Esta mañana, mientras el ministro de Desarrollo Económico porteño, Francisco Cabrera, daba puntillosos detalles ante la Legislatura porteña del presupuesto asignado para su área el año próximo; en el barrio de Almagro 18 familias eran desalojadas de un hotel en medio de un fuerte operativo policial.
Al tiempo que el funcionario precisaba que su Ministerio destinará 1.864 millones de pesos al “desarrollo de actividades vinculadas a industrias estratégicas que se focalizarán en la zona sur a través de las políticas de distrito, el deporte como actividad de integración y desarrollo y la urbanización en villas y asentamientos precarios”; el precisamente precario hotel Almagro era desalojado por orden del Juzgado Civil 75. Los policías se apostaron en las inmediaciones del inmueble a las 5 de la mañana desplegando un fuerte vallado. Esto causó alarma entre los vecinos que, de inmediato, convocaron a organizaciones sociales y medios.

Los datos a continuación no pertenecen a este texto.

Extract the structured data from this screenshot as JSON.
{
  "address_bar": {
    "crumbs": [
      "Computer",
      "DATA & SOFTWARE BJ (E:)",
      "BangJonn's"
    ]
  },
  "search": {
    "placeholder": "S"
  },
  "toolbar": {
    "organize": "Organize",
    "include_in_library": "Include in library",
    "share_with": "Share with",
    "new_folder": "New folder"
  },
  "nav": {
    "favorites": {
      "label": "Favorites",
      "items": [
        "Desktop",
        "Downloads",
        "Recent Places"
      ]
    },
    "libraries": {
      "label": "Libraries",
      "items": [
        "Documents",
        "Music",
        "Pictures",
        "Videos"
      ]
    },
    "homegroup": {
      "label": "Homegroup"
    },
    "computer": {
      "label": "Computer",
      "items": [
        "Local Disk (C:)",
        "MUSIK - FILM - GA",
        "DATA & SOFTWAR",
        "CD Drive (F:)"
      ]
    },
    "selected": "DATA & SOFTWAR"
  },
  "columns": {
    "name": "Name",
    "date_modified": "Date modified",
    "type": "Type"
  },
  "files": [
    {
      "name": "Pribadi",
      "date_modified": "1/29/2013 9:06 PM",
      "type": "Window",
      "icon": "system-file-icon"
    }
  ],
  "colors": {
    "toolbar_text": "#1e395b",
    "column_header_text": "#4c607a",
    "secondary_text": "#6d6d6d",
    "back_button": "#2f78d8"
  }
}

Mientras que en Salón Montevideo, del Parlamento porteño el Ministro transpiraba, tratando de explicar lo inexplicable: el achicamiento sistemático del presupuesto para viviendas sociales, la negativa a urbanizar la villa 31 y el incumplimiento en la construcción de las casas para resolver el problema de los conventillos. El hotel de Díaz Vélez quedaba vacío de muebles, cosas y personas.
“¿Vamos a pasear?”, preguntaba Paula, una nena de 3 años a su padre, que la llevaba de la mano por la cuadra de Díaz Vélez, de un extremo del vallado a otro.
“¿Cómo le explico que nos estamos yendo, qué no va a vivir más acá?, –se preguntaba el padre acongojado- yo pago los impuestos y pagué aquí un alquiler durante años. Entiendo que la Justicia dice que nos tenemos que ir, pero yo hoy no tengo a donde”.
La ciudad de Buenos Aires es distrito más rico del país, con un déficit habitacional que afecta a medio millón de personas. Entre 2008 y 2014 el presupuesto total de la Ciudad se incrementó en un 354 por ciento; no obstante, las partidas destinadas al Instituto de la Vivienda de la Ciudad se derrumbaron porcentualmente del 4 al 1,1 por ciento.